A professora Maria do Rosário Mureb, a Zarinho Mureb, tia de Taz, ficou indignada com o episódio, informando ainda que o telefone da sobrinha teria ficado apreendido na delegacia.
– A Taz não é bandida e não estava armada. A gente lutou muito para acabar com a Ditadura para, hoje, policiais jogarem spray de pimenta na cara de uma moça. É um movimento legítimo. Uma manifestação cultural pacífica – reclamou.
O presidente da subseção de Cabo Frio da Ordem dos Advogados do Brasil (OAB), Einsenhower Dias Mariano, ao ver o vídeo do momento da prisão de Taz Mureb, considerou a ação da polícia “um absurdo”: “Convocarei a comissão de direitos humanos para uma visita para a delegacia”, afirmou ele.
Diogo Rodrigues: “fui agredido por um policial dentro da delegacia”
Não bastasse a ação truculenta da PM no momento da prisão dos ativistas, ainda no centro da cidade, os seis artistas que foram parar na 126ª DP (Cabo Frio) reclamaram do tratamento recebido lá. O mais incisivo nas críticas foi Diogo Rodrigues, que vende poesia na rua. Ele afirma que foi espancado por um policial civil dentro da delegacia.
– Quando a gente foi detido eu estava nu, junto com os outros. Aí eu falei para o único menor que estava lá na delegacia: “sai daqui, você não precisa prestar depoimento”. Neste momento, um policial civil montou em cima de mim, irritado, e começou a chutar as minhas costas. Ele também deu socos. Aí ele perguntou o que eu estava fazendo ali e eu dei a resposta óbvia: “apanhando” – contou Diogo, na porta da delegacia, após ser liberado, enquanto exibia as marcas da agressão. Segundo ele, foram necessários cinco policiais militares para conter o agressor.
Taz Mureb e Diogo Rodrigues se abraçam na delegacia
A versão dele é confirmada pelo músico Otávio Augusto, o Feijão, que afirma ter presenciado a cena de violência. “O cara estava transtornado, bateu nele e tacou o revólver no chão de raiva. Ele ainda disse: “eu sou trabalhador, estou acordado há 48 horas e não vou tolerar desrespeito. Eu te bato porque não vai acontecer nada”, contou ele.
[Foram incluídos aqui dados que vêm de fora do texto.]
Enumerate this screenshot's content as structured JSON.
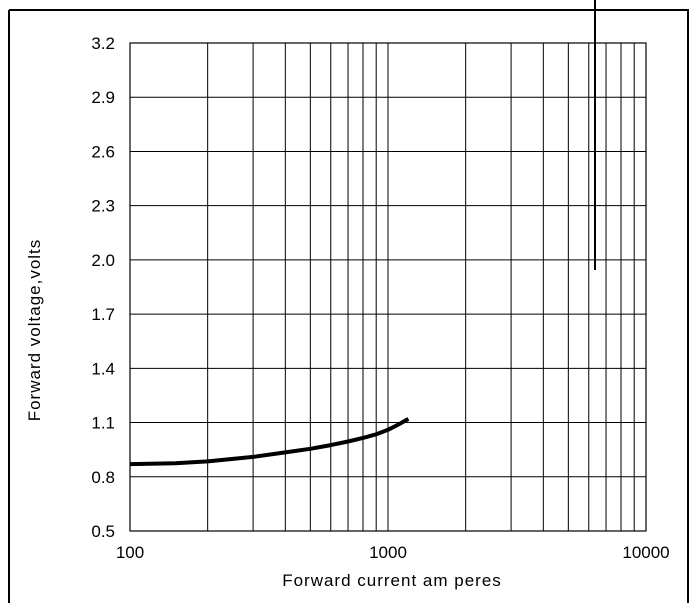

A rapper Taz Mureb, por sua vez, disse que houve negligência em relação ao seu estado de saúde, após ter recebido um jato de spray de pimenta no rosto.
– Tomei uma ducha na solitária junto com um preso homem, que estava de costas. Meu olho estava em carne viva. Eles falavam: “Ninguém nunca morreu com spray de pimenta” – relatou.
A Folha buscou explicações com o responsável por colher os depoimentos, mas este afirmou que só a delegada Flávia Monteiro poderia responder pelo caso. Ela, no entanto, estava em uma reunião e não pôde falar.